The name is very significant. You know it was the 1770s that massive importation
of Africans to Belize to work with the mahogany industry, to cut down mahogany
and so the country, this country, a significant part of the history is rooted in that history of my ancestors, of people who came and cut mahogany. The anthem
says, ‘the blood of our sires which hollows the sun.’ So this book
is a book of heritage and so it captures, it invokes from the spirit of ancestors
in experiences of our people. I like to phrase it as mahogany whispers is a
verse in the continuous song of the experiences of a country and a people, it
is not only my whisper but it is also your whisper too.”
Jules Vasquez,
“Why a book?”
Rita Mae Hyde,
“I find there is power of speech and words…they say that there
is nothing so powerful than the power of speech and so it is my intention that
these written whispers will make its way in our society. I want everybody to
read it. I want you to read it. If you have children I want your children to
read it and I want my grandparents to read it.
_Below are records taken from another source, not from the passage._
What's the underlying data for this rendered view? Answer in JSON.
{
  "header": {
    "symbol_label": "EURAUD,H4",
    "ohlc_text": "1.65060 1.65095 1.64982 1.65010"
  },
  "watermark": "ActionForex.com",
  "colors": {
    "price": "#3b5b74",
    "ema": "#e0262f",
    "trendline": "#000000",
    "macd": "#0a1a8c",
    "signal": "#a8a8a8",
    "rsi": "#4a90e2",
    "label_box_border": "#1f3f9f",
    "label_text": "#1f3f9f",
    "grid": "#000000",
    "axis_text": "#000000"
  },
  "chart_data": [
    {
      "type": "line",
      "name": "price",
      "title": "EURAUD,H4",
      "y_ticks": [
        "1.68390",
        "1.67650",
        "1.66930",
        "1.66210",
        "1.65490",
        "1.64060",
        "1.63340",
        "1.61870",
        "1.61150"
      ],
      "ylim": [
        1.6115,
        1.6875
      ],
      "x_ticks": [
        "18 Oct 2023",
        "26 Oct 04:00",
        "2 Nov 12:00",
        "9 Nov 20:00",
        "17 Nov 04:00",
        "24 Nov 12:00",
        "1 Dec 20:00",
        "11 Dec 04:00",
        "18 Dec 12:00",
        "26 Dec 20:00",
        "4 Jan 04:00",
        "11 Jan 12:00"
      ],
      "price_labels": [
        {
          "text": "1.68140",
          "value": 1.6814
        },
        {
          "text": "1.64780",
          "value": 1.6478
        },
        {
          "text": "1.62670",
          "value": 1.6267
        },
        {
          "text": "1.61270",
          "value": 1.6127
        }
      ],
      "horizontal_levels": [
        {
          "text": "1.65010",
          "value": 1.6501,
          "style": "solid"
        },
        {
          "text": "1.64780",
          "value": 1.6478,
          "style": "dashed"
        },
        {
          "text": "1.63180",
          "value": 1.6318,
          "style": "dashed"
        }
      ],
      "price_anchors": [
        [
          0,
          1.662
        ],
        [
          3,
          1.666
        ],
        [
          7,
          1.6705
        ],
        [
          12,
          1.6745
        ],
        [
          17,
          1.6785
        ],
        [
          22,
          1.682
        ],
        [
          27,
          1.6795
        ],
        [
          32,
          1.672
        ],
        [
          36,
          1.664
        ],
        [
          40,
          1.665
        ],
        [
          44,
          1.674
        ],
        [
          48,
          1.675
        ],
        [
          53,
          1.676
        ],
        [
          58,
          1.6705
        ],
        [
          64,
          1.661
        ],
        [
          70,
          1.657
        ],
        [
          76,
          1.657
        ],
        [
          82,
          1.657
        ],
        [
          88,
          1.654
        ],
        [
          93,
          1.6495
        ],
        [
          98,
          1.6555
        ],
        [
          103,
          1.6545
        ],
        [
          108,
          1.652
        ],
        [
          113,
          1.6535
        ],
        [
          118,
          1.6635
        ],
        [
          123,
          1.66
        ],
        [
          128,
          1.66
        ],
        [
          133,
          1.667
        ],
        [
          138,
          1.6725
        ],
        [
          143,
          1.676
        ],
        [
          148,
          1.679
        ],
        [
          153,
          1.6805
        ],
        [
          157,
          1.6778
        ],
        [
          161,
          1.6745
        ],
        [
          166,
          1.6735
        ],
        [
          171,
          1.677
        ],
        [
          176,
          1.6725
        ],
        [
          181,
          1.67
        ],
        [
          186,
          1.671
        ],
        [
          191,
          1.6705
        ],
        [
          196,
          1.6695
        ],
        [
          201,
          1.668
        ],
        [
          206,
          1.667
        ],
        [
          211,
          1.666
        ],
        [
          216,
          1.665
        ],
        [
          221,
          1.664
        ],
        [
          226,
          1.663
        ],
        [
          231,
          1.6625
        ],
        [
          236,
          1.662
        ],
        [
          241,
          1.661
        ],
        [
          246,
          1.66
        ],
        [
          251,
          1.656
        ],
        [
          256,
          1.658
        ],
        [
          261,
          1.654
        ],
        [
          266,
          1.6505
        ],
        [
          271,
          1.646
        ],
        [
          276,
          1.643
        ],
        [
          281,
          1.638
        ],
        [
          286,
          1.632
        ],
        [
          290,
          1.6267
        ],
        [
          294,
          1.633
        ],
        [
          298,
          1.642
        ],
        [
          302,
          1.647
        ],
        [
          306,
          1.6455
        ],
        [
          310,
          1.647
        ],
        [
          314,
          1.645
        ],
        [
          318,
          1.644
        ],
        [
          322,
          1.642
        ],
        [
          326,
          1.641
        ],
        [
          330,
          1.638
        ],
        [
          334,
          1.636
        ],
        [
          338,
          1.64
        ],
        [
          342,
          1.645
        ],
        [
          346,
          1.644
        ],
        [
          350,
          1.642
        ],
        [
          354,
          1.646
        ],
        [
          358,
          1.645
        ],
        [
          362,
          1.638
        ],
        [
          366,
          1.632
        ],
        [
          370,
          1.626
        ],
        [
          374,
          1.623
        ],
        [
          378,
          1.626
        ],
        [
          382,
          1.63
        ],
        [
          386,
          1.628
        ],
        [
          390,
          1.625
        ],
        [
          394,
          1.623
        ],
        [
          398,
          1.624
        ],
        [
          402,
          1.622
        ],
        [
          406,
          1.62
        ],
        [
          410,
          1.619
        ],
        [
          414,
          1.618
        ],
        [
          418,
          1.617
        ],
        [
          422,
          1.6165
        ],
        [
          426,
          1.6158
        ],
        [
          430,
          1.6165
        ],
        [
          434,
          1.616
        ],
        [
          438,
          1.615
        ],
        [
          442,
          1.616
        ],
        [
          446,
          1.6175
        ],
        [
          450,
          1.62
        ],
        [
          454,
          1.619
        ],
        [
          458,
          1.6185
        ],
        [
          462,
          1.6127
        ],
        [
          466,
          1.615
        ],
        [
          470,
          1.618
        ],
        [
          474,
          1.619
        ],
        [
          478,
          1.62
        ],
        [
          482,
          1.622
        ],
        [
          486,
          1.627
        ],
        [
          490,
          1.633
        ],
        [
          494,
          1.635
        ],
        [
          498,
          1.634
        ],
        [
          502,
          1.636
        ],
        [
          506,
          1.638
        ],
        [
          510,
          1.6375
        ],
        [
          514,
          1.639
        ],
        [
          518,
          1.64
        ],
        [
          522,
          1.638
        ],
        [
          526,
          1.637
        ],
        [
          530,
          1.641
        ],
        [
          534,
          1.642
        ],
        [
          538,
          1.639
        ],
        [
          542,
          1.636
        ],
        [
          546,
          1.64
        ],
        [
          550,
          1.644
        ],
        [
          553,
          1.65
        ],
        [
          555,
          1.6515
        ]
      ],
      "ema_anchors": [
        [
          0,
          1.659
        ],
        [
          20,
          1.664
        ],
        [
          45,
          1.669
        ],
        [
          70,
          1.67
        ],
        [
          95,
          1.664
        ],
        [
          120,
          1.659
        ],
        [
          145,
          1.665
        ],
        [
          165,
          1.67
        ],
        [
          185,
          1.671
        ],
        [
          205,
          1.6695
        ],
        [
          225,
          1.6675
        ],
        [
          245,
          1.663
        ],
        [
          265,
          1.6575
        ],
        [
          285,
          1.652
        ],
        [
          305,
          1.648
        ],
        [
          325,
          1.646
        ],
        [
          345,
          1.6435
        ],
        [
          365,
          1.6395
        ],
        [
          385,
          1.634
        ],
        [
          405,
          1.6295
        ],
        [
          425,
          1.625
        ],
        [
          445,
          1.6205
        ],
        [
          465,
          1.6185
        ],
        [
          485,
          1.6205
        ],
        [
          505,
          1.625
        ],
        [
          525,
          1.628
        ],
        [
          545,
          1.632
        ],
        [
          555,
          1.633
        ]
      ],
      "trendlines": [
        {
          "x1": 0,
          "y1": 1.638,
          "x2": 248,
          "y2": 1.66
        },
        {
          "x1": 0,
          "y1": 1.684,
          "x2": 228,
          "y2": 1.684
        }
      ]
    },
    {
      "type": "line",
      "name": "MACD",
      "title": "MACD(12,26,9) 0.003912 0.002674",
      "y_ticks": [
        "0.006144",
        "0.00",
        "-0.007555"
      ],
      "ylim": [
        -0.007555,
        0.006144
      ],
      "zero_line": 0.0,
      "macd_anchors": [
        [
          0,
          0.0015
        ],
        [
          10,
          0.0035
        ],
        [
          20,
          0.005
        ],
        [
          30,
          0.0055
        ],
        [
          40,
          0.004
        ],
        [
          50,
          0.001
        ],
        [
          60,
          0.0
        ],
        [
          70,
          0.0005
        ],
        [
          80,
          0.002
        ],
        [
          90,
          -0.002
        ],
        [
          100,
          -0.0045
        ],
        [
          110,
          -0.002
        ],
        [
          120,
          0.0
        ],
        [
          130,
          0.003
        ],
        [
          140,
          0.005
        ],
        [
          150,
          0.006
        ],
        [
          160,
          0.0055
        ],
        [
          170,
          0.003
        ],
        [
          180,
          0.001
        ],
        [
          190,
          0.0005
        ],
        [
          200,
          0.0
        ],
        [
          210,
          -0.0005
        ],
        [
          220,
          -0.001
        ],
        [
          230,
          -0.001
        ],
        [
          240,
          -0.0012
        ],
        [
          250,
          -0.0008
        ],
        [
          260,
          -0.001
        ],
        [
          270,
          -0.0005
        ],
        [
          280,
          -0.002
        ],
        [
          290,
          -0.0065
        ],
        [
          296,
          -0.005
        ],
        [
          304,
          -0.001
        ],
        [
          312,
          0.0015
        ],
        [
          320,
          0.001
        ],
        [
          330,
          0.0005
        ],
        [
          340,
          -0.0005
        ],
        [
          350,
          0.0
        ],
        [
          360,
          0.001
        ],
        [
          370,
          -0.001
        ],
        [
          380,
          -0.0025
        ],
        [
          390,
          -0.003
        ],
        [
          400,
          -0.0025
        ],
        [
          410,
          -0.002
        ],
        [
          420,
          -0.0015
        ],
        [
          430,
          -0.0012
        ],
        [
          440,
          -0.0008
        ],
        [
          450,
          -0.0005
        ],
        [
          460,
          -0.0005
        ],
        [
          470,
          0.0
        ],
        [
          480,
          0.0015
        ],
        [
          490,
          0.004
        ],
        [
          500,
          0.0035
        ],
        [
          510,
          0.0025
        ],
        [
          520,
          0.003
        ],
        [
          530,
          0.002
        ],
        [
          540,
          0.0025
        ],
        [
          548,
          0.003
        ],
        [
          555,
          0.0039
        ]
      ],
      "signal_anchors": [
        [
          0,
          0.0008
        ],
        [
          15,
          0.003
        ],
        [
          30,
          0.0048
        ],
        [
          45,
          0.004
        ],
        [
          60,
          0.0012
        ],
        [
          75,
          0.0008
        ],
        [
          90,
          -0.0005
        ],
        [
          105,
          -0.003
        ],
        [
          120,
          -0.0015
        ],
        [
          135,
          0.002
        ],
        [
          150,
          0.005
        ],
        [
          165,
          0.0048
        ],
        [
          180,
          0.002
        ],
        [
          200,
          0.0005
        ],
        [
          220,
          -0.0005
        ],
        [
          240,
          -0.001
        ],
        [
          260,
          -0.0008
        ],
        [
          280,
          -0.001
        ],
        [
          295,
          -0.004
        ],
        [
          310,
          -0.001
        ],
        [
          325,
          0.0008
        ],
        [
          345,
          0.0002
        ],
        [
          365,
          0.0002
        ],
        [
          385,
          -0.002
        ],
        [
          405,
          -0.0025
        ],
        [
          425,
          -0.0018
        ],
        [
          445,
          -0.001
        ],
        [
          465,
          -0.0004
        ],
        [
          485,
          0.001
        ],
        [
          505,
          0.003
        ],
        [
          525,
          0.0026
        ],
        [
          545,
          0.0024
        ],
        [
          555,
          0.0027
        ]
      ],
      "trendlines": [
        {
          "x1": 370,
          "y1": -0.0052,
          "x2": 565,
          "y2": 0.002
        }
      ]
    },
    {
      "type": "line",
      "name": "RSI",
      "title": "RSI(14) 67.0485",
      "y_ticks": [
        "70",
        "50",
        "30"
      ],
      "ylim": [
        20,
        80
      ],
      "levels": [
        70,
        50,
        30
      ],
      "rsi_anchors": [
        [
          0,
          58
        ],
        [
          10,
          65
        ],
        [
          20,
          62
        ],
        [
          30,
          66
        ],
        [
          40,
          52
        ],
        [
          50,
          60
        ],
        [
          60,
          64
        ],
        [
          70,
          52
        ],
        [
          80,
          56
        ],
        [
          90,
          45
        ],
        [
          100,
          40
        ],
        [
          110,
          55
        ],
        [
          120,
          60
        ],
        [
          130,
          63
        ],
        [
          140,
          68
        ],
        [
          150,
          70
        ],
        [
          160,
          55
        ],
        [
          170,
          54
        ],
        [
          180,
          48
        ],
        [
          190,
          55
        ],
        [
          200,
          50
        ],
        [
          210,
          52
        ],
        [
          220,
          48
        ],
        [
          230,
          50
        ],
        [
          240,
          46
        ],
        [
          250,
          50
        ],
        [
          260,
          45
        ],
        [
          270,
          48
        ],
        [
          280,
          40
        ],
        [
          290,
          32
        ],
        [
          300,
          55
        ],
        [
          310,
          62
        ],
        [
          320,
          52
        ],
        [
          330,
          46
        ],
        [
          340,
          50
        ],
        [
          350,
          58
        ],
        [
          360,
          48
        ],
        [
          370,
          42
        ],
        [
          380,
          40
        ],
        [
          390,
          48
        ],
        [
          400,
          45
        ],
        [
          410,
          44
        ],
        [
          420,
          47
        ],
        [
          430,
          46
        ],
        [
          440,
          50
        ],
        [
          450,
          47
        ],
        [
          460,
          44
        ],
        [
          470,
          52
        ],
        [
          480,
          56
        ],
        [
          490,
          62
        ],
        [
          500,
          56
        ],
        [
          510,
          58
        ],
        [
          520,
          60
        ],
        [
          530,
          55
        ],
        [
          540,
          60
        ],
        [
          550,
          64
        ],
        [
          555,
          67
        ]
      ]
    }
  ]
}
I want every man, woman, and
child within the Belizean society to read this book.”
The book is available for $25 at the Angelus Press, Brodies, Image
Factory and in Belmopan at Daker’s and Brodies. It is published by Ramos
Publishing. Hyde teaches who teaches Belizean and Caribbean history at the University
of Belize recently completed her Master’s on Heritage Studies from the
University of the West Indies in Jamaica.